Toutefois, s’agissant de l’application d’un surloyer à partir du 31/12/2023, mois de décembre 2023 inclus, le bailleur ne justifie pas de l’envoi des fiches de resenseignement au locataire puis au mandataire judiciaire apès la mise en place de la mesure de protection.
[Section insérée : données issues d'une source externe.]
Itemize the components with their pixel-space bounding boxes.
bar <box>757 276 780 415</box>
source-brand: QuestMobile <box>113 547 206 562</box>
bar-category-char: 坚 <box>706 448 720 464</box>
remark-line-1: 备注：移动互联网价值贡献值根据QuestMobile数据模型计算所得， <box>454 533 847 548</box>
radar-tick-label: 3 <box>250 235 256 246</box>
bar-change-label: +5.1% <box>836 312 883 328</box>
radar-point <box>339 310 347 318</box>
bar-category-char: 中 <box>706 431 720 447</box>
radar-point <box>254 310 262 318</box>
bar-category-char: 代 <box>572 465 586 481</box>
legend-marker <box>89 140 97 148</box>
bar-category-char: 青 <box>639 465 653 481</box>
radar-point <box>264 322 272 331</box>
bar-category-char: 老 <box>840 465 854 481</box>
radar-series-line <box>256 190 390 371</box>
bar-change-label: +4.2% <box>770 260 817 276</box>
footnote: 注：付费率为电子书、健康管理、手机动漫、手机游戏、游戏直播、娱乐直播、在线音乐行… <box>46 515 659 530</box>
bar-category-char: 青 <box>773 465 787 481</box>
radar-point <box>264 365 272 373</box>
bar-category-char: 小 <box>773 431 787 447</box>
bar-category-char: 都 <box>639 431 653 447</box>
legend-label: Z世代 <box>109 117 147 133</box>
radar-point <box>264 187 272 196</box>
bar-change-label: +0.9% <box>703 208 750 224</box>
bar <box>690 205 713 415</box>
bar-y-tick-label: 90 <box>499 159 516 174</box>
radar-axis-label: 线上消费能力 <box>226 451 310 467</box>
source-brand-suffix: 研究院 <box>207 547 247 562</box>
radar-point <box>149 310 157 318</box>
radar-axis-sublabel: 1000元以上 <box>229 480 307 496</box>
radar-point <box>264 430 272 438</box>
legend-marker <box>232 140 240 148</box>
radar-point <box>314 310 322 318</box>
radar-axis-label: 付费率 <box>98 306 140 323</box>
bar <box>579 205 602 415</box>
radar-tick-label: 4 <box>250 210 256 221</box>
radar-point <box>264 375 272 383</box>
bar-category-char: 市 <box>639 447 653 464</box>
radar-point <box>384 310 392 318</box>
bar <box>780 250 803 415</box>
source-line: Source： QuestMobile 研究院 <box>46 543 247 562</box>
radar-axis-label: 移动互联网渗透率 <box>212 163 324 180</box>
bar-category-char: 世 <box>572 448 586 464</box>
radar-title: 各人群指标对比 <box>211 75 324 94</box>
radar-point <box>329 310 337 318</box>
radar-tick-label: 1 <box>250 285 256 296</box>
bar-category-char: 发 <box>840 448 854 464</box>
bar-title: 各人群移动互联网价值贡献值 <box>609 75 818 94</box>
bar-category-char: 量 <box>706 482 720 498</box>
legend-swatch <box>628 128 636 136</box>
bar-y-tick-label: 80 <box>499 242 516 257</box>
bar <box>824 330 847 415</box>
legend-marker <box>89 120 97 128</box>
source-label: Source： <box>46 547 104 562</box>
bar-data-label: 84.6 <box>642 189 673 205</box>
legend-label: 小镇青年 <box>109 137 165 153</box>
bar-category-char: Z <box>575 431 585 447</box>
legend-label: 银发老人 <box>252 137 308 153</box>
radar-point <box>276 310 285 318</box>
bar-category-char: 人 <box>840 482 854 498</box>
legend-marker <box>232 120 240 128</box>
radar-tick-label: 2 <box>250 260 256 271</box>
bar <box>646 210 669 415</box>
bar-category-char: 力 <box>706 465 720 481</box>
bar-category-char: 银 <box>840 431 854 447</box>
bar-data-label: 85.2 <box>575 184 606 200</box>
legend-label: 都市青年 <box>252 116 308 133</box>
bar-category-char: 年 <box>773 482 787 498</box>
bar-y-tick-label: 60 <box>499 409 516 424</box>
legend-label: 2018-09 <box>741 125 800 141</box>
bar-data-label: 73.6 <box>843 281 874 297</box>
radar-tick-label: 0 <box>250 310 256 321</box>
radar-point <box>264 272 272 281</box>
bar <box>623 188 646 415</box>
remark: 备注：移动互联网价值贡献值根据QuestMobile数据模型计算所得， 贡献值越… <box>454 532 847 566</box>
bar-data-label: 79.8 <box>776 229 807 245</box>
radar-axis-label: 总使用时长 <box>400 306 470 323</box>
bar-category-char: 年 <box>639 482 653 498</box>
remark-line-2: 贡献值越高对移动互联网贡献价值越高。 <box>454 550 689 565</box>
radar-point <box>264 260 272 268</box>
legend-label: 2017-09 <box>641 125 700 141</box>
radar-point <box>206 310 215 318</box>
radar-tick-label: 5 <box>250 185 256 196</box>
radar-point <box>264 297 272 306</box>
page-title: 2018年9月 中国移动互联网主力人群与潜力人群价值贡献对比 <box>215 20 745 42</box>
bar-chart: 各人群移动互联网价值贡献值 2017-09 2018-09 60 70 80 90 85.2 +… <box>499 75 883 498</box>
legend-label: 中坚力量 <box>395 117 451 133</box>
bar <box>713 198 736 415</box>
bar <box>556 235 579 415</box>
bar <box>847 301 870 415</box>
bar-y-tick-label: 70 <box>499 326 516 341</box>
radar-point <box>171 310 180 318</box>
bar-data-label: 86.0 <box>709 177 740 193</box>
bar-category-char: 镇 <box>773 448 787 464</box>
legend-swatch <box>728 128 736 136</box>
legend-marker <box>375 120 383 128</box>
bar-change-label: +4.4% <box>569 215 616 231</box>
La contestation du locataire est donc sérieuse.
[V] [E] sera donc condamné à verser à ELOGIE SIEMP la somme de 14187,31 euros au titre des loyers, charges et indemnités d’occupation impayés dus du 01/09/2022 au 31/12/2023, échéance de décembre 2023 incluse.
Sur les demandes accessoires
L’exécution provisoire est de droit.
Compte tenu de la situation des parties et au regard de l’équité, il n’y a pas lieu de faire application de l’article 700 du code de procédure civile.
Il y a lieu de condamner [V] [E] aux dépens de la procédure, incluant le coût du commandement de payer du 30/08/2022.
PAR CES MOTIFS,
La juge des contentieux de la protection, statuant par ordonnance de référé contradictoire en premier ressort, mise à disposition au greffe :
RENVOIE les parties à se pourvoir au fond, et dès à présent :
CONSTATE la résiliation du bail conclu entre les parties à compter du 31/10/2022 portant sur les lieux situés au [Adresse 3], pour défaut de paiement des loyers et charges ;
DIT qu’à défaut de départ volontaire des lieux, ELOGIE SIEMP pourra faire procéder à l’expulsion de [V] [E], ainsi que de tous les occupants de son chef, avec le concours de la force publique et d’un serrurier le cas échéant, sous réserve des dispositions de l’article L412-1 du code des procédures civiles d’exécution ;
DIT que l’indemnité d’occupation mensuelle provisionnelle, due par [V] [E] à compter de la date de la résiliation et jusqu’au départ effectif des lieux par remise des clés ou procès-verbal d’expulsion, sera égale au montant du loyer indexé qui aurait été payé si le bail avait continué, et au montant des charges en sus ;
CONDAMNE solidairement [V] [E] et [B] [S] [O] à payer à ELOGIE SIEMP la somme provisionnelle de de 5671,76 euros au titre des loyers et charges arrêtés au 31/08/2022, mois d’août 2022 inclus, par moitié par chacun des époux tel que prévu par l’ordonnance du juge aux affaires familiales du 04/12/2023 ;
CONDAMNE [V] [E] à payer à ELOGIE SIEMP la somme provisionnelle de somme de 14187,31 euros au titre des loyers, charges et indemnités d’occupation impayés dus du 01/09/2022 au 31/12/2023, échéance de décembre 2023 incluse ;
AUTORISE ELOGIE SIEMP à faire procéder à la séquestration des meubles se trouvant dans les lieux dans tout garde meuble de son choix aux frais, risques et péril de [V] [E] à défaut de local désigné ;
DIT que le sort des meubles sera régi par les articles L433-1 et L433-2 du code des procédures civiles d’exécution ;
ORDONNE la communication au PREFET DE PARIS de la présente décision ;
DIT n’y avoir lieu à condamnation au titre de l’article 700 du code de procédure civile ;
CONDAMNE [V] [E] aux dépens qui comprendront le coût du commandement de payer en date du 30/08/2022 ;
RAPPELLE que l’exécution provisoire est de droit.